French fries, fried chicken, doughnuts, and battered fish are the obvious culprits. But packaged snacks like chips and crackers that are fried before packaging carry similar risks. Baking, air-frying, grilling, or sautéing in a small amount of olive oil are straightforward alternatives.

Trans Fats Still Lurk in Some Foods

Artificial trans fats are the single worst type of fat for your cholesterol. They raise LDL and lower HDL simultaneously. While partially hydrogenated oils have been largely phased out of the U.S. food supply, small amounts of trans fat still appear in some commercially baked goods, microwave popcorn, refrigerated doughs, and certain margarines. Check nutrition labels: if a product lists partially hydrogenated oil in the ingredients, it contains trans fat even if the label rounds down to 0 grams per serving.
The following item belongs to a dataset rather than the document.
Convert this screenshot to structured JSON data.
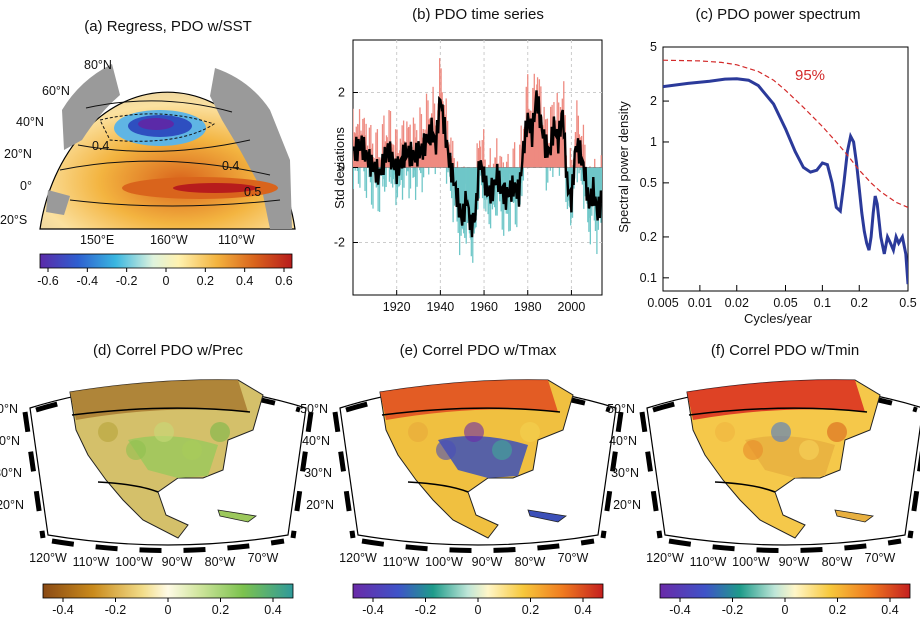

Eggs and Shrimp Are Less Concerning Than Once Thought

For decades, eggs were considered off-limits because a single yolk contains about 186 mg of dietary cholesterol. But the relationship between cholesterol you eat and cholesterol in your blood turns out to be weak. About 75% of people are “hypo-responders,” meaning dietary cholesterol produces minimal changes in their blood levels. For every 100 mg of dietary cholesterol consumed, blood cholesterol rises only about 2.2 to 2.5 mg/dL on average, a modest shift.

Multiple meta-analyses of large prospective studies have failed to establish a direct link between egg consumption and coronary artery disease. Eggs actually contain antioxidants and have been shown to decrease triglyceride levels in some contexts. Shrimp, another food high in dietary cholesterol but low in saturated fat, follows a similar pattern. Unless your doctor has specifically told you to restrict dietary cholesterol, moderate egg consumption (even daily) is generally considered safe for heart health.

What to Eat Instead

The most effective dietary strategy for lowering cholesterol isn’t just about avoiding certain foods. It’s about actively eating foods that pull LDL down. Soluble fiber is particularly powerful: consuming 5 to 10 grams per day reduces LDL cholesterol by binding to it in your digestive tract and carrying it out before it reaches your bloodstream. Oatmeal, beans, lentils, apples, and barley are all rich sources.

For cooking fats, olive oil and canola oil replace butter and coconut oil without sacrificing flavor. Nuts, especially almonds and walnuts, provide unsaturated fats that actively improve your lipid profile. Fatty fish like salmon, mackerel, and sardines supply omega-3 fatty acids that lower triglycerides. Building meals around these foods, rather than just subtracting the problematic ones, tends to produce better cholesterol numbers and a diet that’s easier to stick with long-term.